Il n’y a pas que les traitements. Johan Lismont (Sel-Setca) : « Il ne faudrait pas écarter de l’enseignement des jeunes issus des milieux modestes » et qui ne pourraient assumer financièrement cinq ans d’études. Michel Wauters, président de régionale Namur-Brabant wallon de la CGSP Enseignement, le dit autrement : « réduire les lieux de formation aux seuls pôles universitaires obligerait les jeunes à louer un kot… » Ceci étant, « pour la CGSP, l’allongement des études est une priorité. Le tout est de voir comment, vu l’impécuniosité de la Communauté française et les incertitudes institutionnelles ».

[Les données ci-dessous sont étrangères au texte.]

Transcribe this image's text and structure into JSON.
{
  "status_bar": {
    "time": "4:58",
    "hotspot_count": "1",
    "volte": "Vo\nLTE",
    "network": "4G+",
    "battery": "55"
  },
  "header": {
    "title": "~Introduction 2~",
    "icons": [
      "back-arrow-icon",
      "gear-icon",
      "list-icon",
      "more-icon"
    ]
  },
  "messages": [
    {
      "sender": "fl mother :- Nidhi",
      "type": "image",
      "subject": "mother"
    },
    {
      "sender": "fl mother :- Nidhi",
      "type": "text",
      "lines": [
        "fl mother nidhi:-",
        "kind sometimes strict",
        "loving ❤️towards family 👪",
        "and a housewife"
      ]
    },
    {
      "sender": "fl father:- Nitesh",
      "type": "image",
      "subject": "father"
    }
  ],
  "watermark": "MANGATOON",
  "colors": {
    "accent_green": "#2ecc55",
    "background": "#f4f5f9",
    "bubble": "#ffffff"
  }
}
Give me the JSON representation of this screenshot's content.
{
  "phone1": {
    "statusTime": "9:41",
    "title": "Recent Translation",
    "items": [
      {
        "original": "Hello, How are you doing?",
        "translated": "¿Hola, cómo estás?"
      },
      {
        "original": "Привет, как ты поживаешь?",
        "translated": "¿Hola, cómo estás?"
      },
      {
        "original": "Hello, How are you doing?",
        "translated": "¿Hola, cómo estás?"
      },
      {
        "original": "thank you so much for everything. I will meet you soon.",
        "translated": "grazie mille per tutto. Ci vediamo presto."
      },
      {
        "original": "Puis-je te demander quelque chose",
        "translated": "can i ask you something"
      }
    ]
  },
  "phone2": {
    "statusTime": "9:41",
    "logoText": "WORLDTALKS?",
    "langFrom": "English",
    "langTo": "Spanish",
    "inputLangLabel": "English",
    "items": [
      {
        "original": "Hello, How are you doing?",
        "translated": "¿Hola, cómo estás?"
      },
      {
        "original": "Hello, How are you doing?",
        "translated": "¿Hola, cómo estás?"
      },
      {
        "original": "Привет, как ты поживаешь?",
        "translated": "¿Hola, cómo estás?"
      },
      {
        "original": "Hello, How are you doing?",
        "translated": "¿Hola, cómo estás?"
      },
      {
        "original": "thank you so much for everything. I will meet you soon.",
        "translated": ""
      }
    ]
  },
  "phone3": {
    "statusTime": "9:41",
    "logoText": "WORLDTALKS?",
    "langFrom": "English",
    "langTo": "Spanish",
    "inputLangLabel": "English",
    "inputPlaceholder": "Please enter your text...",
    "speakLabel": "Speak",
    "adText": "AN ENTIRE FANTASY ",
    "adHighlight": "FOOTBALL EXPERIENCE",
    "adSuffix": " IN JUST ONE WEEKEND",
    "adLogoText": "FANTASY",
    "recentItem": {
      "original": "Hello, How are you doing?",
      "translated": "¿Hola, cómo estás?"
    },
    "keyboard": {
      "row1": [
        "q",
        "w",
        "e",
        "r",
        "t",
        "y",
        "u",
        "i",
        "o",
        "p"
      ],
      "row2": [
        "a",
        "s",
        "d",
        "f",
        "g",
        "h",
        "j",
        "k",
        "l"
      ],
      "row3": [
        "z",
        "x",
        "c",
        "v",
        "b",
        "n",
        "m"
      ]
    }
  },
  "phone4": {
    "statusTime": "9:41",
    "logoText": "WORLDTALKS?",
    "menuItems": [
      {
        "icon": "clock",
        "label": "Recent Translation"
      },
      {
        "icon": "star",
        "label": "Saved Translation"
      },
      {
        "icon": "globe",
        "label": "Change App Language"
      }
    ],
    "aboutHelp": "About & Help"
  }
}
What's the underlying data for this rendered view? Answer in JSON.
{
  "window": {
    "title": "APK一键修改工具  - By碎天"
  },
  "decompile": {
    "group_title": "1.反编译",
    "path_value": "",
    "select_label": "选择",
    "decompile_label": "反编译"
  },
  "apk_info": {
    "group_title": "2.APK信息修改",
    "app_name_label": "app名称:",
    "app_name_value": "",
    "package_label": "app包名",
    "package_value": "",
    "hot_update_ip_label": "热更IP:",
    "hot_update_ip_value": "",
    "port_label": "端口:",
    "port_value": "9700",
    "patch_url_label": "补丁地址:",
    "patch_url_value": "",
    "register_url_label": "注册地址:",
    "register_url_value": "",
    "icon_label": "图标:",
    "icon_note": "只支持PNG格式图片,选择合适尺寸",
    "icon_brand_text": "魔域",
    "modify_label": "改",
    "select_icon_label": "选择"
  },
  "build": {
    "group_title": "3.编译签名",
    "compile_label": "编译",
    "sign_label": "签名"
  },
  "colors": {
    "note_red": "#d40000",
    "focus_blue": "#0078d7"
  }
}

Vice-présidente du SLFP, Isabelle Wargnies, inquiète de l’effet d’un allongement sur les pénuries, suggère un allongement en deux phases : des études en trois ans permettant d’enseigner en bénéficiant d’un horaire allégé et de l’encadrement d’enseignants expérimentés. À charge pour ces débutants de conquérir leur master dans un laps de temps à définir. L’Appel, pour sa part, souligne que « le contenu de la formation importe plus que le nombre d’années ».

Quelle que soit la formule, Charles Malisoux insiste sur l’importance d’une évaluation de cet éventuel allongement. Car
« selon les enseignants du non obligatoire, on ne peut pas tirer un enseignement très positif du passage de deux à trois ans de formation ! Si on passe à cinq ans, il faudra bien vérifier que l’échec scolaire, par exemple, diminue vraiment grâce à une meilleure qualification des futurs enseignants… ».

D. C.

Réactions

CGé. ChanGements pour l’égalité souhaite que l’allongement permette de « mieux préparer les enseignants à former tous les élèves, quelle que soit leur origine, dans une perspective de réussite… » Pour CGé, « il ne suffit pas que les futurs enseignants maîtrisent les matières enseignées ; il faut qu’ils soient conscients de leurs difficultés intrinsèques afin de pouvoir construire des séquences d’apprentissage adaptées et ainsi repérer et remédier immédiatement, dans la classe, aux difficultés de leurs élèves ». Troisième axe : « l’indispensable dimension collective du métier ». http://www.changement-egalite.be/spip.php?article1905

Fapeo. La Fédération des associations de parents de l’enseignement officiel, renvoyant à son Plan Charlemagne, estime qu’un allongement de la formation devrait permettre de consolider les compétences de base, et de former les enseignants à la pédagogie différenciée, au repérage des troubles d’apprentissage, à l’organisation des différents types de l’enseignement spécialisé, au travail en équipe, aux techniques de communication, et à l’apprentissage du français comme langue étrangère.

Ufapec. L’Union des fédérations d’associations de parents de l’enseignement catholique n’a pas pris position, mais son Mémorandum 2009 insiste
« sur les deux axes suivants de la formation initiale et continuée des enseignants : les relations (porter un regard positif sur chaque élève et les encourager, favoriser les relations avec les parents) ; la prévention des échecs et des décrochages (observer, évaluer et guider les élèves, dépister à temps les difficultés) ».

MR. Françoise Bertieaux, chef de groupe MR au Parlement de la Communauté française, estime qu’« avant de créer deux années supplémentaires, il faut d’abord évaluer et renforcer le cycle existant… » Le MR suggère de « créer un Service d’appui pédagogique pour tous les enseignants qui n’auront pas bénéficié de cette nouvelle formation ». Son communiqué insiste aussi sur la nécessité « d’accompagner l’entrée des jeunes enseignants dans leur carrière professionnelle ».